There are many datasets are available on the internet but here we have used our own dataset. In the dataset, there are two variables x and y. x is for the size of the house and y is the cost of the house. Here the cost of the house is dependent on the size of the house.

Our aim is to find the line which fits the best if we plot both our variables x and y.
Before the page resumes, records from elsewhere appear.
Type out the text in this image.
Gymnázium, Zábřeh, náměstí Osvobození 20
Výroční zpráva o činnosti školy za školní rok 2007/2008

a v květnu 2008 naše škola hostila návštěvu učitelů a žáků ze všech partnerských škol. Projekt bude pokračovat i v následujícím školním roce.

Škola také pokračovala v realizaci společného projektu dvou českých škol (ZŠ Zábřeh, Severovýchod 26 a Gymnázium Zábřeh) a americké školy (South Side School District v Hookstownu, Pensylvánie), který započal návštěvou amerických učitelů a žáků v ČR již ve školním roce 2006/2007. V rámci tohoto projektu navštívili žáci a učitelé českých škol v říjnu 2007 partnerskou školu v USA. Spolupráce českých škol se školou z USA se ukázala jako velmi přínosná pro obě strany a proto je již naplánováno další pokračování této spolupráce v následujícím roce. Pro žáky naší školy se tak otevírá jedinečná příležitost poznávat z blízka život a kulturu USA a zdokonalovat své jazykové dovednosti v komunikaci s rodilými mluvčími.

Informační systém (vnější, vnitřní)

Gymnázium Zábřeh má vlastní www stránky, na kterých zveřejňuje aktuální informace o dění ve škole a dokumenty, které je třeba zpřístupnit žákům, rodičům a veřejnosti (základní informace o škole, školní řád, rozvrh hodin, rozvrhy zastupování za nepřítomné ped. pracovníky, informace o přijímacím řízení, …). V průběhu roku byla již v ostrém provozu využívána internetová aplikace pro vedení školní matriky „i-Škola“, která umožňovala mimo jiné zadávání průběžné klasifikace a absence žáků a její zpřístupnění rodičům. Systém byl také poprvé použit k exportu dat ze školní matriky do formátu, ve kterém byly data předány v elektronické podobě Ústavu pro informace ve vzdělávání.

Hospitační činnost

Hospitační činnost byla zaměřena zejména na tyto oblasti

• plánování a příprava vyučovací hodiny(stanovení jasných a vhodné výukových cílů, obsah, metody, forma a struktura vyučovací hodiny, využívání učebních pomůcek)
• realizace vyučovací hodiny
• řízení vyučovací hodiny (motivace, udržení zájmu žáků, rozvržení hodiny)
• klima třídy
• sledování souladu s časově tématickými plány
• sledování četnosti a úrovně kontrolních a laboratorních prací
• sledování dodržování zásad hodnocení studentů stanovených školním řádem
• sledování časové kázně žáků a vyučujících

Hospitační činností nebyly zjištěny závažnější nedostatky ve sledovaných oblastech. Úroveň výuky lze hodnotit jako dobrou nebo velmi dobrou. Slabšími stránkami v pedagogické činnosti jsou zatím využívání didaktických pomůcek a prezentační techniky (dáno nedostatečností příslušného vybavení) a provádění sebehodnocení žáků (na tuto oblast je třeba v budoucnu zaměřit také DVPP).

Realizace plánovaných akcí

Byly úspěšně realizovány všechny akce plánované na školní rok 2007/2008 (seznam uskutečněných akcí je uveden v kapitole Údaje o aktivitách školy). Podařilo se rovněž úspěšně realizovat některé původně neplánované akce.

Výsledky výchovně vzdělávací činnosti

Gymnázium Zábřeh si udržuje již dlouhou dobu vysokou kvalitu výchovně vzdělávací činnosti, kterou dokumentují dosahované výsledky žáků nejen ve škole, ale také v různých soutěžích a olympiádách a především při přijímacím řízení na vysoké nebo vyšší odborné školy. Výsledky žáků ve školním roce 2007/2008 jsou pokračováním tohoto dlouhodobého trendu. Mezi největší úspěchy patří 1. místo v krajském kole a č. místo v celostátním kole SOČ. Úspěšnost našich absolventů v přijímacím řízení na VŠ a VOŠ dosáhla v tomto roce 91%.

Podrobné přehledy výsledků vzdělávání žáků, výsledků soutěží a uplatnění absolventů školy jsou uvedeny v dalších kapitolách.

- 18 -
So that we can predict the value of y i.e. cost of the house using x i.e. size of the house.

We will create two functions one for calculating the estimated coefficient and another one for plotting the graph.

Follow the given code to create the functions.

Firstly import the following libraries.

import numpy as np
import matplotlib.pyplot as plt

For Calculating Estimated Coefficient:

# we will create a function to estimate the coefficient of x and y values
def estimate(x,y):
  # first we will define the no. of observation
  a=np.size(x)
  #we will calculate the mean of x and y using numpy mean function
  mean_x=np.mean(x) 
  mean_y=np.mean(y)
  # we will calculate the sum of square errors
  ss_xy=np.sum(y * x - a * mean_y * mean_x)
  ss_xx=np.sum(x * x - a * mean_x * mean_x)
  # we will calculate the regression coefficent i.e. the value by which the regression line need to be moved.
  b1=ss_xy/ss_xx
  b0=mean_y - b1*mean_x#equation of line
  return(b0,b1)

For Plotting the graph:

# we will create another function to plot the graph
def plot_reg(x,y,b):
  plt.scatter(x,y,color='red', marker='o')
  y_predicted=b[0]+b[1]*x
  plt.plot(x,y_predicted, color='green')
  plt.xlabel('Size')
  plt.ylabel('Cost')
  plt.show()

Declaring datasets and calling both the function:

# Now we will create our data set and call these function
x=np.array([1,2,3,4,5,6,7,8,9])
y=np.array([300,350,500,600,700,900,1000,1200,1500])
b=estimate(x,y)
print('Estimate Coefficients: \nb0={} \nb1={}'.format(b[0],b[1]))
plot_reg(x,y,b)

Output:

Estimate Coefficients:

b0=-2.1551724137931387

b1=157.0977011494253

graph

In the graph we can observe that green line is the regression line while red points are the data which was provided while declaring the datasets.